I suppose it's due that Java doesn't know which "type of null it is", so it can't determine whether to use the char[] or String overloaded method. But if I do...

String a = null;
System.out.println(a);

...it prints out "null". I suppose that now it knows it's a String null reference and that's why it works?

Thank you!

[admin]

Very good. You got it

[goplaniaakash14]

This video really helps - https://www.youtube.com/watch?v=1q3brvLgYbs

[Sieusc]

I too struggled with this excersise. In light of that I decided to first work it out in notepad and then try and execute the array access.

Code: Select all

String[][][] arr = {{{ "a", "b" , "c"}, { "d", "e", null } },{ {"x"}, null },{{"y"}},{ { "z","p"}, {} }

arr[0][0] = { "a", "b" , "c"}
arr[0][0][0] = a
arr[0][0][1] = b
arr[0][0][2] = c


arr[0][1] = { "d ", "e", null }
arr[0][1][0] = d
arr[0][1][1] = e
arr[0][1][2] = null


arr[1][0] = {"x"}
arr[1][0][0] = x

arr[1][1] = null

arr[2][0] = {"y"}
arr[2][0][0] = y

arr[3][0] = { "z","p"}
arr[3][0][0] = z
arr[3][0][1] = p

arr[3][1] = {}   -> empty (String?) array
arr[3][1][0] = this is an NPE 

The last part is interesting. As there are two null values in the array that system.out will print happily without problems. But when trying to print arr[3][1][0] it will give a NullPointer.

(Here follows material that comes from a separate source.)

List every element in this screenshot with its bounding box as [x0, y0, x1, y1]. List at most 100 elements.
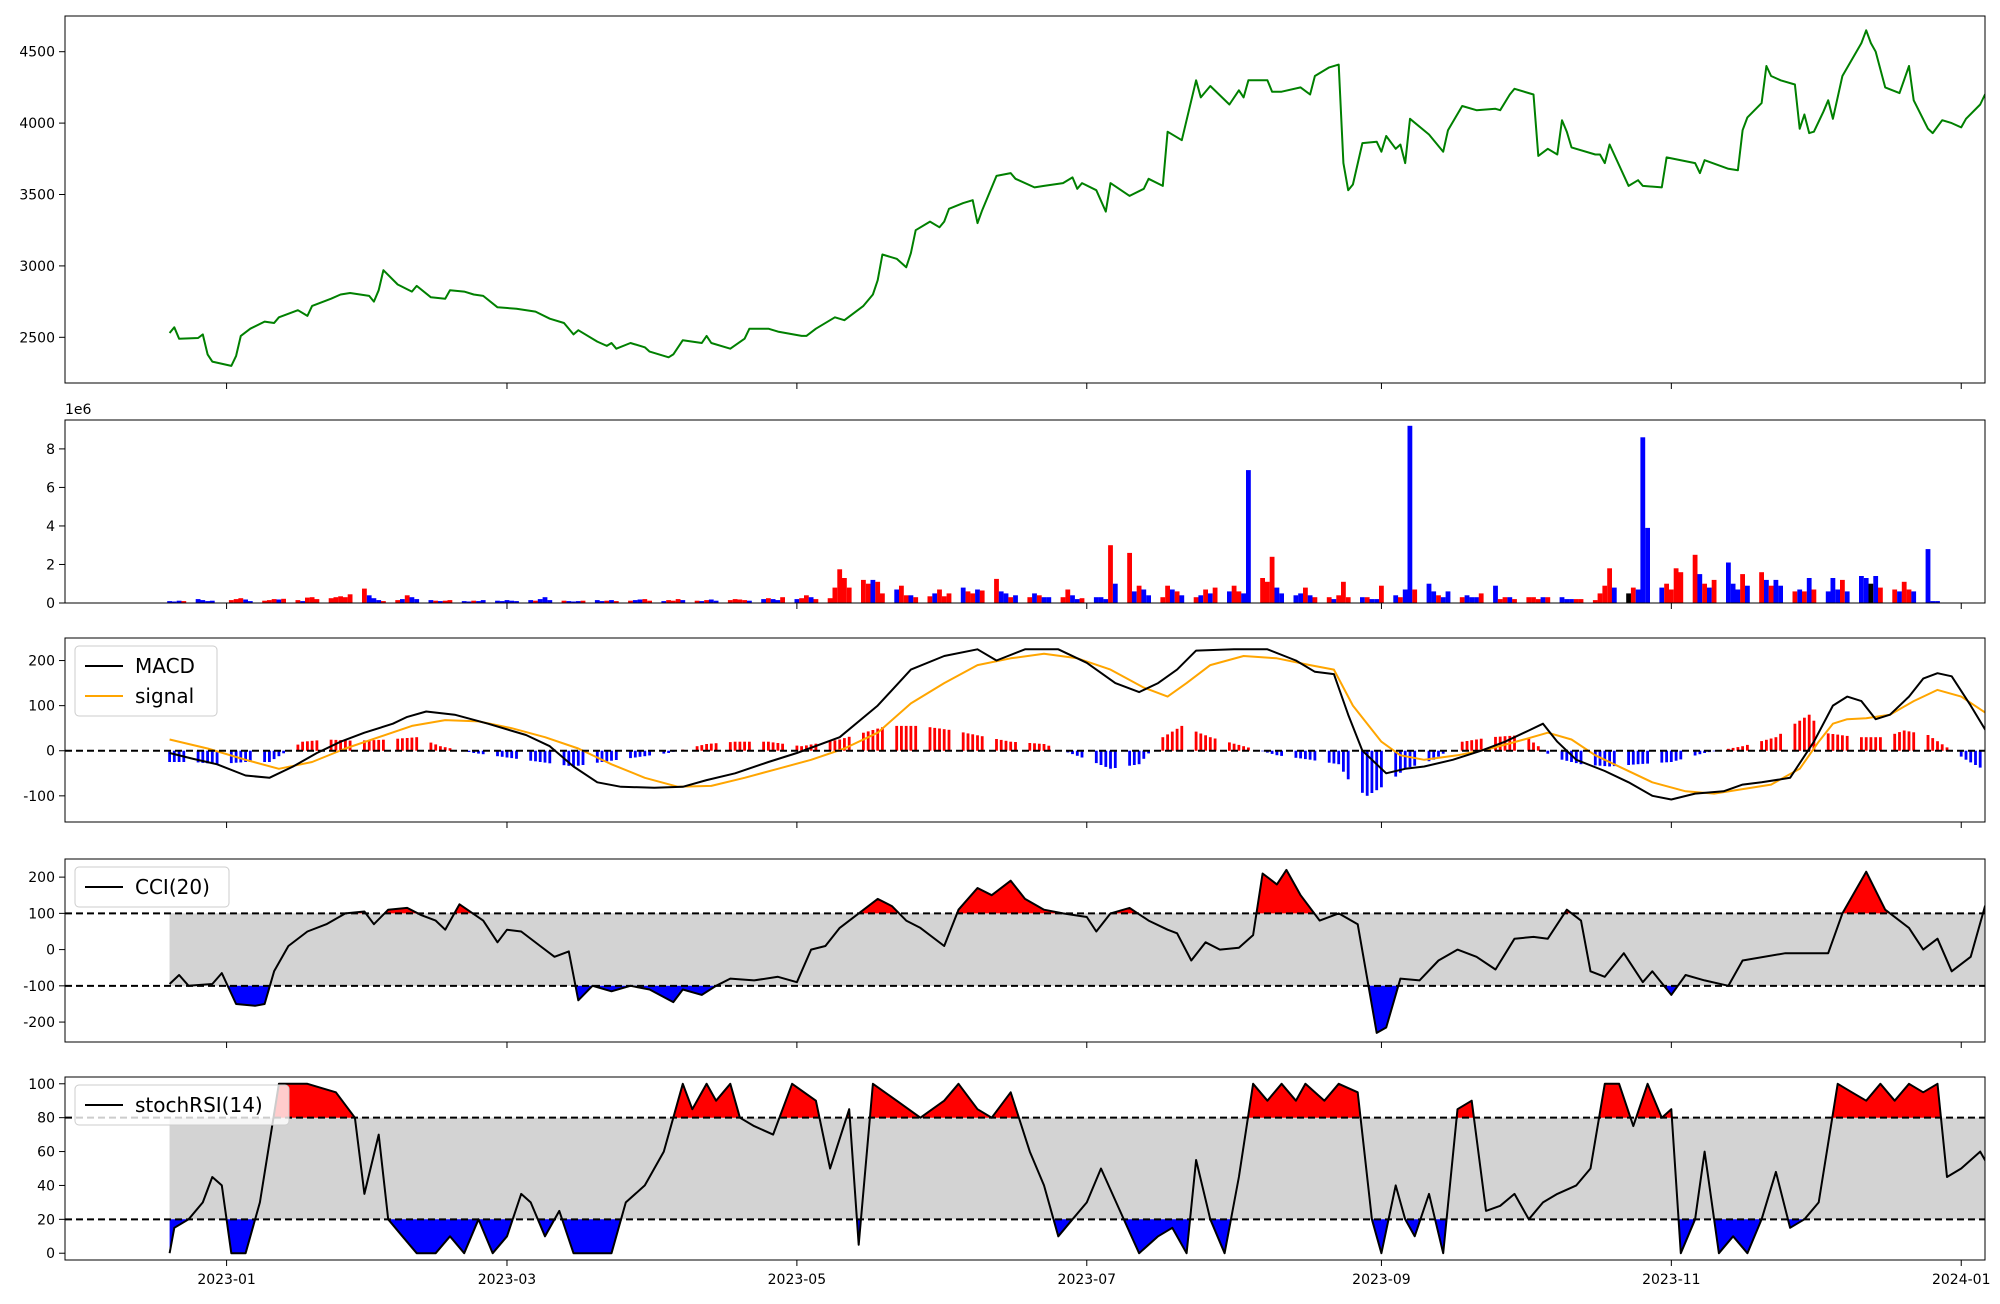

Paul could you shed some light into this for me please as to why the null values are printed but the last {} gives an NPE. Is it because it's trying to access an empty array, and in the case of null it's accessing a value wihin an existing array?

[admin]

Printing a null references is not a problem but accessing a null reference is a problem. A null reference doesn't point to any object. So, there is nothing to access within a null. So, as soon as you do null.something (or a nullref.something ), a NPE is generated by the JVM.

[asi-aal]

Does java call toString() when printing a string variable? If yes, I would suggest that It could throw a NullPointerException when calling a toString on String variable (null)

[admin]

The print method does call toString on which ever object you pass to it eventually, but there is also null check before invoking toString. If the reference is null, then it print the string "null" instead of invoking toString() on null reference. That is why there is no NPE. You can take a look at the source code to confirm.